OCR C2 (Core Mathematics 2)

1. Giving your answers in terms of \(\pi\), solve the equation

$$3 \tan ^ { 2 } \theta - 1 = 0 ,$$ for \(\theta\) in the interval \(- \pi \leq \theta \leq \pi\).

2. Given that \(p = \log _ { 2 } 3\) and \(q = \log _ { 2 } 5\), find expressions in terms of \(p\) and \(q\) for

1. \(\quad \log _ { 2 } 45\),
2. \(\log _ { 2 } 0.3\)

3. For the binomial expansion in ascending powers of \(x\) of \(\left( 1 + \frac { 1 } { 4 } x \right) ^ { n }\), where \(n\) is an integer and \(n \geq 2\),

1. find and simplify the first three terms,
2. find the value of \(n\) for which the coefficient of \(x\) is equal to the coefficient of \(x ^ { 2 }\).

4. \includegraphics[max width=\textwidth, alt={}, center]{30d4e6e5-8235-44b0-ad8e-c4c0b313677f-1_572_803_1336_461} The diagram shows the curves with equations \(y = 7 - 2 x - 3 x ^ { 2 }\) and \(y = \frac { 2 } { x }\).
The two curves intersect at the points \(P , Q\) and \(R\).

1. Show that the \(x\)-coordinates of \(P , Q\) and \(R\) satisfy the equation $$3 x ^ { 3 } + 2 x ^ { 2 } - 7 x + 2 = 0$$ Given that \(P\) has coordinates \(( - 2 , - 1 )\),
2. find the coordinates of \(Q\) and \(R\).

5. The curve \(y = \mathrm { f } ( x )\) passes through the point \(P ( - 1,3 )\) and is such that $$\frac { \mathrm { d } y } { \mathrm {~d} x } = - \frac { 4 } { x ^ { 3 } } , \quad x \neq 0$$

1. Find \(\mathrm { f } ( x )\).
2. Show that the area of the finite region bounded by the curve \(y = \mathrm { f } ( x )\), the \(x\)-axis and the lines \(x = 1\) and \(x = 4\) is \(4 \frac { 1 } { 2 }\).

6. \includegraphics[max width=\textwidth, alt={}, center]{30d4e6e5-8235-44b0-ad8e-c4c0b313677f-2_577_970_799_360} The diagram shows triangle \(A B C\) in which \(A C = 14 \mathrm {~cm} , B C = 8 \mathrm {~cm}\) and \(\angle A B C = 1.7\) radians.

1. Find the size of \(\angle A C B\) in radians. The point \(D\) lies on \(A C\) such that \(B D\) is an arc of a circle, centre \(C\).
2. Find the perimeter of the shaded region bounded by the arc \(B D\) and the straight lines \(A B\) and \(A D\).

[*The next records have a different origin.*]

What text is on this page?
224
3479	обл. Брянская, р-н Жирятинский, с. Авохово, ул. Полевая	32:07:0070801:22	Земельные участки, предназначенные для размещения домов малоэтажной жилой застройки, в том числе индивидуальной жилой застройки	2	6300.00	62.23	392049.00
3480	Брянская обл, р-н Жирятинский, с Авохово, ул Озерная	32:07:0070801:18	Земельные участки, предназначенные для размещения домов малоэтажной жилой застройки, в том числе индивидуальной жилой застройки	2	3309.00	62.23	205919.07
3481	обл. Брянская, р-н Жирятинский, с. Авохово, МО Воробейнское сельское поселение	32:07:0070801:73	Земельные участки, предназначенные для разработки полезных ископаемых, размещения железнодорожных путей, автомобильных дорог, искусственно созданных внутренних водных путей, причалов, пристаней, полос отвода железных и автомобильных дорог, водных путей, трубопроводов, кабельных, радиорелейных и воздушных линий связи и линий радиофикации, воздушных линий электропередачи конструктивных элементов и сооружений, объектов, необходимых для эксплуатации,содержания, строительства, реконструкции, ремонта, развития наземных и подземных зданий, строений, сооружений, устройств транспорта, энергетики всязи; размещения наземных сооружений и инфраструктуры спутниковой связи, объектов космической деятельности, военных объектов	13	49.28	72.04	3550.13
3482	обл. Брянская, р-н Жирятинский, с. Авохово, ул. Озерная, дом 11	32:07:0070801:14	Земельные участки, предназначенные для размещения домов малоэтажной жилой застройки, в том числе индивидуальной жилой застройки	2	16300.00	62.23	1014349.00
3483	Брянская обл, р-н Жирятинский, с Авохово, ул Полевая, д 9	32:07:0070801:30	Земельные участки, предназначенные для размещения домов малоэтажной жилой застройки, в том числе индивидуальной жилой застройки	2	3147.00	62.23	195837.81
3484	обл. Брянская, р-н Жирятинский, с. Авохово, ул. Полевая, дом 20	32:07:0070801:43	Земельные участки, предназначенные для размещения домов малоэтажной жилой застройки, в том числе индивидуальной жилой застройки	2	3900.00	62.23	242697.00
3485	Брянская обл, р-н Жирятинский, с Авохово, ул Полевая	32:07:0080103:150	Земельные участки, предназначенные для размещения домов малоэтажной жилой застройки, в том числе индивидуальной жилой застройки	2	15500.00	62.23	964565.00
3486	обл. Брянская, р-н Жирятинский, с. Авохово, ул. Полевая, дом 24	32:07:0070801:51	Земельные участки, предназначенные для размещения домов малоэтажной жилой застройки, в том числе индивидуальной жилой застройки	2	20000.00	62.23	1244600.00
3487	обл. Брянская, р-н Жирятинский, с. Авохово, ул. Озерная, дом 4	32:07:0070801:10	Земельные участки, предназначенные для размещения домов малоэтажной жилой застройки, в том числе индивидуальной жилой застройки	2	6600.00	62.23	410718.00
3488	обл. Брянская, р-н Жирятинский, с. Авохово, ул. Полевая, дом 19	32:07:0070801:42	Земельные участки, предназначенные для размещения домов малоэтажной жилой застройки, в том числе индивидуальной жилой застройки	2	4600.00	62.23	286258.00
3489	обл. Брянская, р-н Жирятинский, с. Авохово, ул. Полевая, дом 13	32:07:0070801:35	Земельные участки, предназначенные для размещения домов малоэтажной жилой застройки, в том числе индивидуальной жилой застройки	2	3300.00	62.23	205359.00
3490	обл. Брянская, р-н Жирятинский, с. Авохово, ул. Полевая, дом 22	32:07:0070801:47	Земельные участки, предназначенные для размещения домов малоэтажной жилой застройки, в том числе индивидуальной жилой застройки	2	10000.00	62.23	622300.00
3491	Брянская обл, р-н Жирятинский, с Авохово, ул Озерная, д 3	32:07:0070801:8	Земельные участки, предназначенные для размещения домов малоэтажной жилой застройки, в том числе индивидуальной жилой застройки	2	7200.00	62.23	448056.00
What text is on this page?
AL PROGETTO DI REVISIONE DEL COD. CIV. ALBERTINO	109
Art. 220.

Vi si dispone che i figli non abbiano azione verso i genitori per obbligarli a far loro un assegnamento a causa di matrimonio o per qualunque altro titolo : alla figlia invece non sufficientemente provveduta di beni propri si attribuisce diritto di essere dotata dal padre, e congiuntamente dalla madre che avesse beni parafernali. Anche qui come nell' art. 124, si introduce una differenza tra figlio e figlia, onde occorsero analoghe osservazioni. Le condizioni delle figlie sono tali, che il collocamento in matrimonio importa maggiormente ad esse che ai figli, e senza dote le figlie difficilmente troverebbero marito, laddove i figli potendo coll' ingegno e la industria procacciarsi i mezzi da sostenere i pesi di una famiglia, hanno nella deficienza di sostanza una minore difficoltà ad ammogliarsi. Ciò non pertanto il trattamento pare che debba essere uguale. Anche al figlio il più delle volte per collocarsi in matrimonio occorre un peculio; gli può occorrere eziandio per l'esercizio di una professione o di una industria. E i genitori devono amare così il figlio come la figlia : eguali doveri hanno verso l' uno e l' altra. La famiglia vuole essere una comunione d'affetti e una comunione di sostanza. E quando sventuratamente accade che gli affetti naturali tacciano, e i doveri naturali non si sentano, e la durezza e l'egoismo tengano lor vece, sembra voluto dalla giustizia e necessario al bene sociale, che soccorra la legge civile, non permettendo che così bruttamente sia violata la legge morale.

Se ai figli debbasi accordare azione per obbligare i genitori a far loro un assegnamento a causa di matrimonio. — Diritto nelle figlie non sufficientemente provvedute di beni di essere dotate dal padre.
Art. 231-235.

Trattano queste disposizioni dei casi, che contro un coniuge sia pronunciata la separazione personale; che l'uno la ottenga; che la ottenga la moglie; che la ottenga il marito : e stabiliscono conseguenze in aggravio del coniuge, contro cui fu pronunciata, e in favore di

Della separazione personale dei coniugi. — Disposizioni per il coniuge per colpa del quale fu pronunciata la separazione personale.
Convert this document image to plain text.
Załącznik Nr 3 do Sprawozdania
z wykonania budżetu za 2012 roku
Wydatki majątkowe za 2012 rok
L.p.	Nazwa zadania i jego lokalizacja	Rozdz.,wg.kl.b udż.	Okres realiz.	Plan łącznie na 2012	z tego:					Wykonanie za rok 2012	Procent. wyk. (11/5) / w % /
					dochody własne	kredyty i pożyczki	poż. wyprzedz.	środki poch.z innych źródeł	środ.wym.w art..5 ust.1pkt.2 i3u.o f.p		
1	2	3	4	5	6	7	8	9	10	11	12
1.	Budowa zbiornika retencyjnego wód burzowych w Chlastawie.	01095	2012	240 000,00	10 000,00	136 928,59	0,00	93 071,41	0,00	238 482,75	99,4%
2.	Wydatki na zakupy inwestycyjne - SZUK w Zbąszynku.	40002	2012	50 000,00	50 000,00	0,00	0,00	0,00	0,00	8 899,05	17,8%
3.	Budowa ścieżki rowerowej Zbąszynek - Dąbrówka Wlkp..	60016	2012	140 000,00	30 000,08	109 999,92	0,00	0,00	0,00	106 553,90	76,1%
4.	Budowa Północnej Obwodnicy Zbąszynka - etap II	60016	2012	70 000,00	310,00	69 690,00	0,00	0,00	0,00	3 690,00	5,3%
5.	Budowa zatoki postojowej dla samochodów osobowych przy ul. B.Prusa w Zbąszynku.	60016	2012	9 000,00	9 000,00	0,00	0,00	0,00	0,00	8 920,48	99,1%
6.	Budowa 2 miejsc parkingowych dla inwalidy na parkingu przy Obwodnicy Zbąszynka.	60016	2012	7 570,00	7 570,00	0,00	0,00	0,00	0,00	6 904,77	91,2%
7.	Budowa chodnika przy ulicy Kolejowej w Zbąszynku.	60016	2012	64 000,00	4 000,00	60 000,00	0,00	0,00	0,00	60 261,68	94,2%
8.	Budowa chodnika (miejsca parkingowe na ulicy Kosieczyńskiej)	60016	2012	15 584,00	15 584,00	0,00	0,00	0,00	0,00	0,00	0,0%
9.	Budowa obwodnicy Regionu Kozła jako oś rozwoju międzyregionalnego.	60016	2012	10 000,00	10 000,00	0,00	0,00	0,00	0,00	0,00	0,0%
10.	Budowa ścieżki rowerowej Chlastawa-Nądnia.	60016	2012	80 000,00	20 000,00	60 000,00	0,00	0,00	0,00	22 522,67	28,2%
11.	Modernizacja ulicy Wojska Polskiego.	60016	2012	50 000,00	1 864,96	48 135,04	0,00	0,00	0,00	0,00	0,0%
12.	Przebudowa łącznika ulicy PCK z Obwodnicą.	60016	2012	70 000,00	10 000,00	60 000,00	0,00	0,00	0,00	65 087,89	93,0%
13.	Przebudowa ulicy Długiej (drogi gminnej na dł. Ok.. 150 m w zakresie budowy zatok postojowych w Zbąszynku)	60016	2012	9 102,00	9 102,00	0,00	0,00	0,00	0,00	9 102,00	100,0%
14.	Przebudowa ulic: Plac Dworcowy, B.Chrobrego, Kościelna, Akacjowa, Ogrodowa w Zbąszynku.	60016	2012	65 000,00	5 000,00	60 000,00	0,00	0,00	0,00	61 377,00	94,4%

7. (a) Given that \(y = 3 ^ { x }\), find expressions in terms of \(y\) for

1. \(3 ^ { x + 1 }\),
2. \(3 ^ { 2 x - 1 }\).
   (b) Hence, or otherwise, solve the equation $$3 ^ { x + 1 } - 3 ^ { 2 x - 1 } = 6$$

1. (i) Given that

$$\int _ { 1 } ^ { 3 } \left( x ^ { 2 } - 2 x + k \right) d x = 8 \frac { 2 } { 3 }$$ find the value of the constant \(k\).
(ii) Evaluate $$\int _ { 2 } ^ { \infty } \frac { 6 } { x ^ { \frac { 5 } { 2 } } } \mathrm {~d} x$$ giving your answer in its simplest form.

9. The second and fifth terms of a geometric series are - 48 and 6 respectively.

1. Find the first term and the common ratio of the series.
2. Find the sum to infinity of the series.
3. Show that the difference between the sum of the first \(n\) terms of the series and its sum to infinity is given by \(2 ^ { 6 - n }\).